John F. Yaninek, Esquire, represented O'Garro from the beginning of his criminal prosecution in 2006, all the way through to an appeal to the United States Supreme Court. (Tr. Hrg. Pet. for Relief 28 U.S.C. § 2255, May 18, 2010, at 30.) After the court denied the suppression motion, O'Garro brought the IAD to Mr. Yaninek's attention. Yaninek admitted this was the first time he had seen it as a potential issue, and decided to take some time to do research and understand the statute. (Id. at 31.) After researching it, Yaninek determined that it was certainly not clear that O'Garro would prevail on having his indictment dismissed with prejudice, but that it was definitely something that could be raised at sentencing. (Id.) Mr. Yaninek had numerous discussions with O'Garro about the probability of success of dismissal under an IAD motion. In addition, Mr. Yaninek sent O'Garro a letter stating that after extensive research on the issue, he did not believe that Third Circuit law was in O'Garro's favor. (Id. at 33-34.)
After all of the research and discussions, it was Mr. Yaninek's belief that he and O'Garro had agreed to pursue the IAD matter as a sentencing issue, rather than as an avenue for complete dismissal of the case. (Id. at 34.) It was agreed that Mr. O'Garro would plead guilty, and that certain pretrial issues would be waived - including complete dismissal of the case based on the IAD.*fn2 (Id.)

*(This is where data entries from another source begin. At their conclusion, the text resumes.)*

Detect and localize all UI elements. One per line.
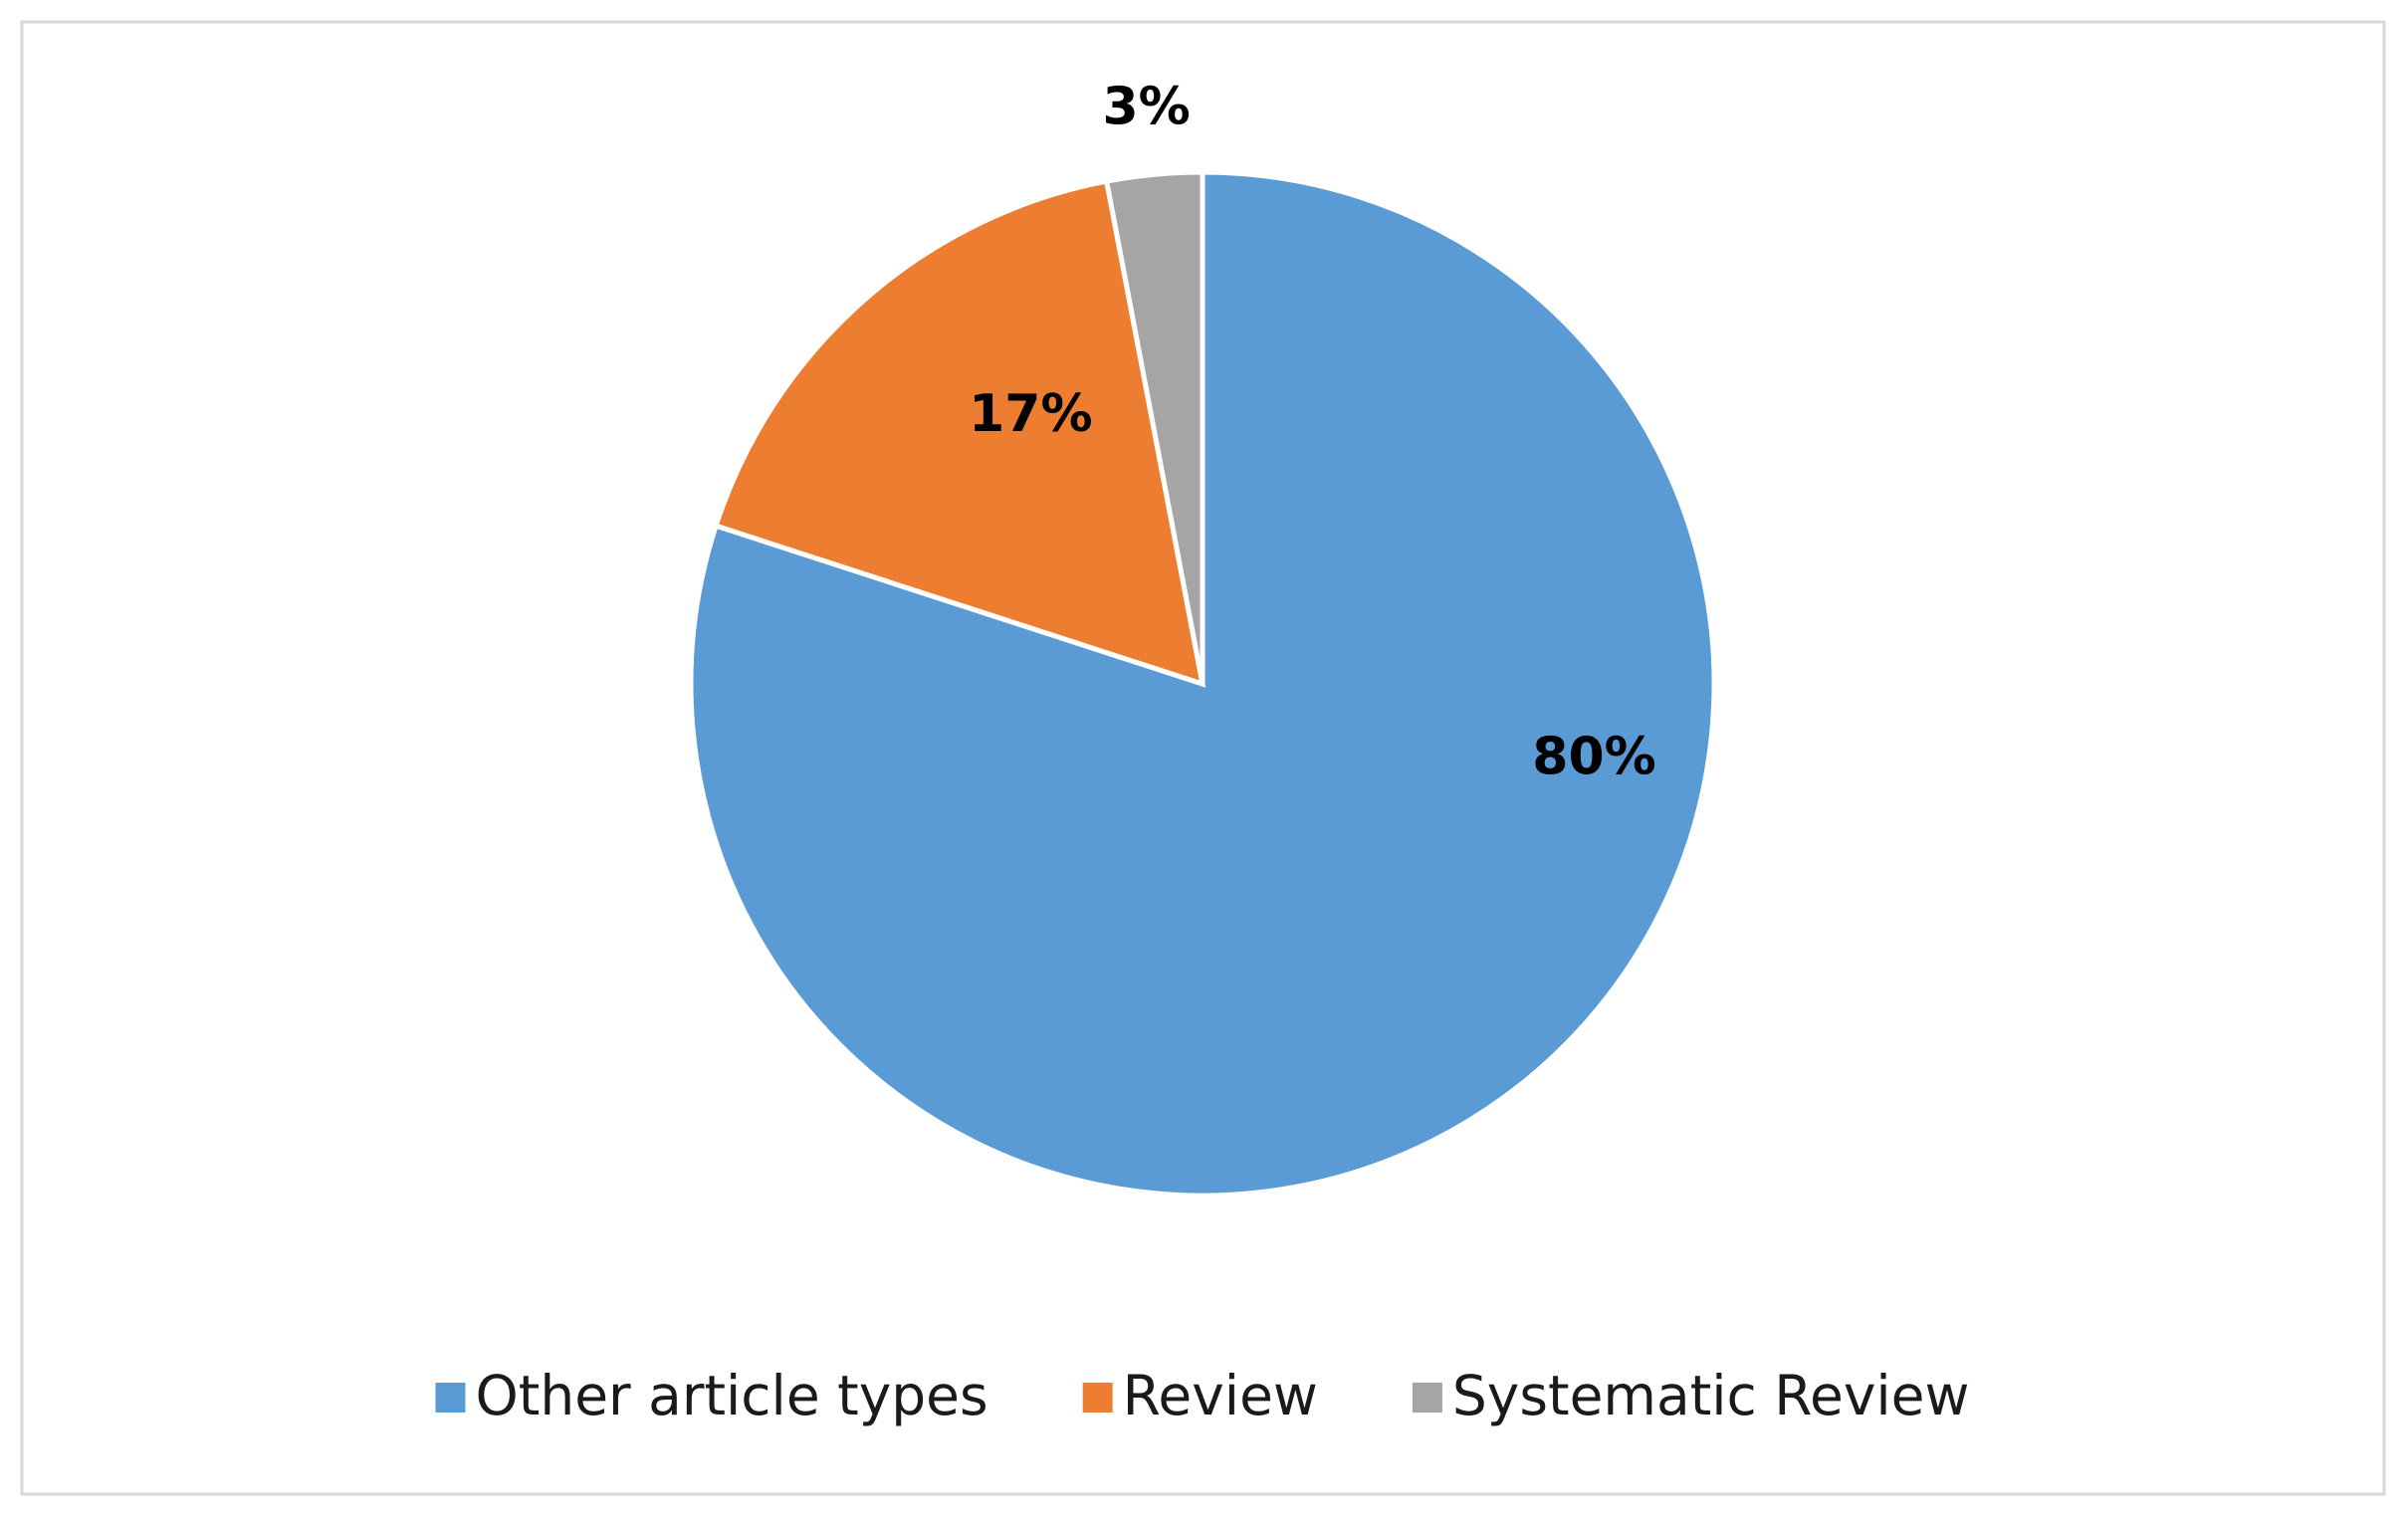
data-label: 3% [1102,77,1190,136]
legend-label: Systematic Review [1452,1364,1970,1427]
pie-slice [1103,169,1205,685]
legend-swatch [435,1383,466,1413]
legend-swatch [1082,1383,1113,1413]
data-label: 80% [1532,728,1655,787]
pie-slice [713,178,1206,688]
legend-label: Review [1123,1364,1318,1427]
legend-swatch [1412,1383,1442,1413]
data-label: 17% [969,384,1092,444]
legend-label: Other article types [475,1364,987,1427]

Mr. Yaninek continued to represent O'Garro after sentencing.
However, he did not pursue the IAD issue because he believed O'Garro had already been provided relief by this court when it issued a two-month credit, and because he believed there were more viable issues to pursue on appeal. (Id. at 39-40.)
As such, it does not appear that Mr. Yaninek's representation "fell below an objective standard of reasonableness." Strickland v. Washington, 466 U.S. 668, 688 (1984). When the IAD issue was presented to Mr. Yaninek, he thoroughly researched and discussed with O'Garro the likelihood of success on this claim. He read the cases on which the Third Circuit had addressed the issue and determined that, if viable it all, it would be at the sentencing stage of the proceedings and not as a means of dismissing the indictment in its entirety. Based on the information before the court, it cannot be held that Mr. Yaninek's performance as trial counsel fell below an objective standard of reasonableness.
For the reasons mentioned above, Petitioner has failed to establish he is entitled to habeas corpus relief under 28 U.S.C. § 2255 for ineffective assistance of counsel. Petitioner has failed to show he was prejudiced in any way, as petitioner is not entitled to dismissal of his indictment under the IAD. In addition, any delay between the time in which Petitioner sent his request to the U.S. Attorney, and the time the U.S. Attorney received the official request from Petitioner's place of detention has already been credited to Petitioner's sentence. Finally, nothing in the record indicates that the actions taken by Petitioner's trial counsel fell below an objective standard of reasonableness. As such, the petition will be denied. An appropriate order will issue.
Sylvia H. Rambo United States District Judge
For the reasons mentioned in the accompanying memorandum of law, IT IS HEREBY ORDERED THAT Petitioner's motion to vacate under 28 U.S.C. § 2255, (Doc. 120), is DENIED. This court declines to issue a certificate of appealability.